Cardiac amyloidosis exists in 2 predominant forms: acquired monoclonal immunoglobulin light-chain (AL) and transthyretin-related (familial and wild-type/senile) amyloid (ATTR). Differentiation is important because they have different prognoses and are amenable to different treatment strategies. Cardiovascular magnetic resonance (CMR) is increasingly used to aid in the diagnosis of amyloid alongside histology on the basis of characteristic appearances on late gadolinium enhancement (LGE). CMR cannot distinguish between AL and ATTR amyloid; however, this is possible with single-photon emission computed tomography using bone tracers (99mTc-3,3-diphosphono-1,2-propanodicarboxylic acid [DPD], 99mTc-Hydroxymethylene diphosphonate [HMDP], 99mTc-pyrophosphate [PYP]) that preferentially bind to ATTR versus AL deposits (1,2). We hypothesized that hybrid positron emission tomography/magnetic resonance (PET/MR) imaging using the PET bone tracer 18F-sodium fluoride might aid in both the diagnosis of cardiac amyloidosis and differentiation of ATTR and AL forms within a single, low-radiation scan. A previous case report had failed to demonstrate increased 18F-sodium fluoride uptake in ATTR but lacked a control group and accurate coregistration of PET activity to the myocardium (3).
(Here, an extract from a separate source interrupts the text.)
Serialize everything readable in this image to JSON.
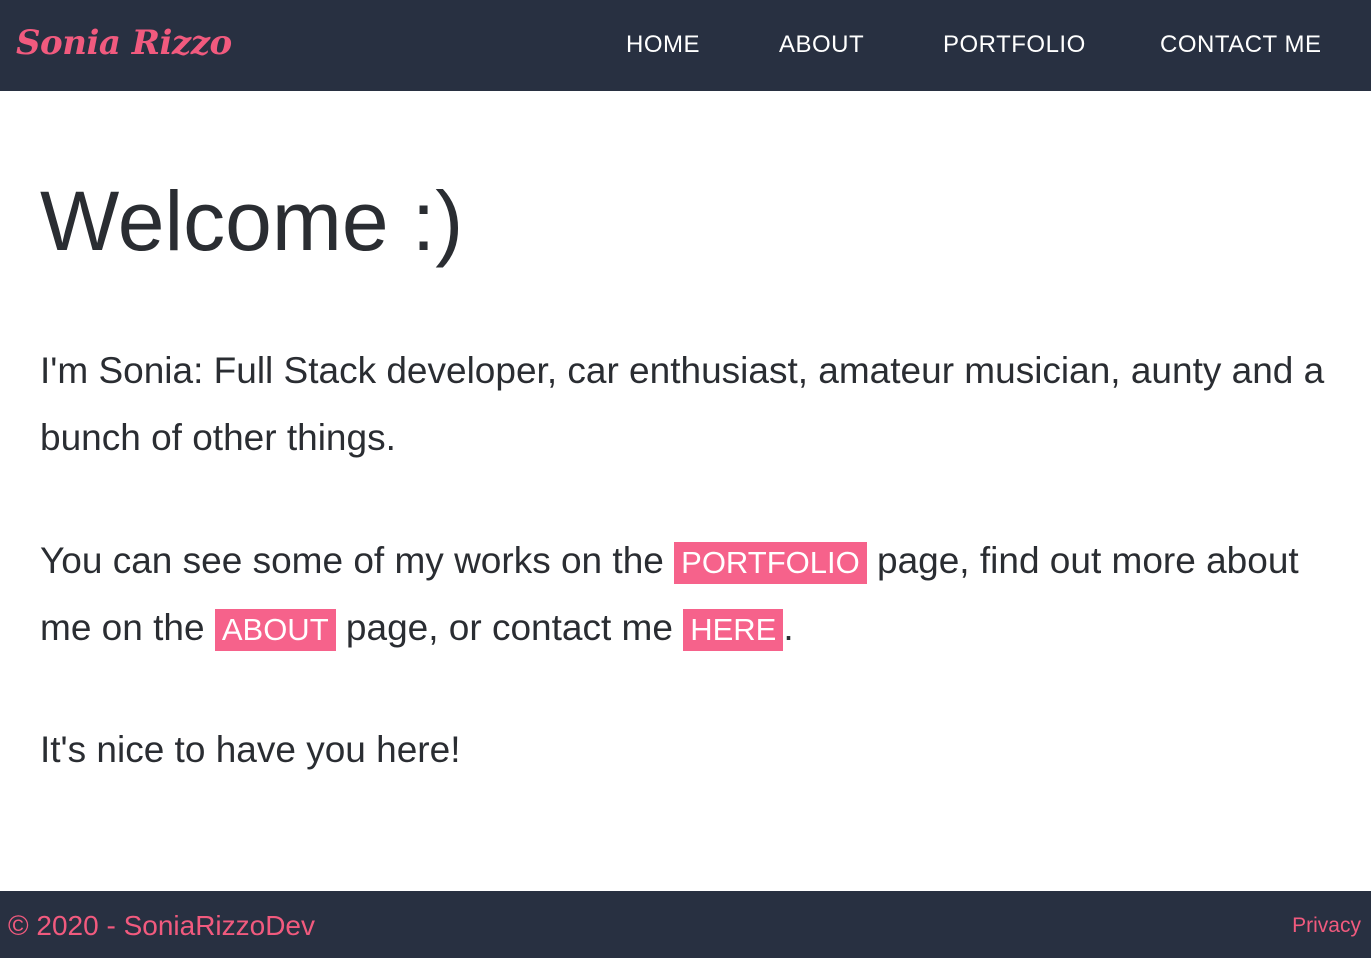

Fourteen subjects (60.9 ± 11.7 years of age, 10 men) were prospectively recruited, comprising 4 patients with biopsy-proven ATTR (2 ILE122 mutated, 2 wild type), 3 with biopsy-proven AL amyloid, and 7 control subjects without clinical suspicion of amyloid. The Institutional Review Board approved the study (GCO#01-1032), and all patients gave written informed consent. Each patient underwent simultaneous 18F-sodium fluoride PET and CMR of the heart on a hybrid PET/MR system (Biograph mMR, Siemens, Erlangen, Germany). Dynamic PET data were acquired in list mode using a 90-min bed time, starting 5 min following administration of 386 ± 69 MBq of 18F-sodium fluoride. The last 30 min were binned to produce a static image for evaluation. The MR protocol included long- and short-axis cine imaging, LGE (10 min following administration of 0.02 mmol/kg; MultiHance, Siemens) and T1 mapping. Image analysis was performed on fused, coregistered PET and MR LGE images that allowed PET activity to be measured within the left ventricular myocardium and specific areas of amyloid deposition visualized on LGE. This is not possible with standard single-photon emission computed tomography or PET techniques. Myocardial PET uptake was quantified using standard uptake values and target-to-background ratio after correction for blood-pool activity in the right ventricle.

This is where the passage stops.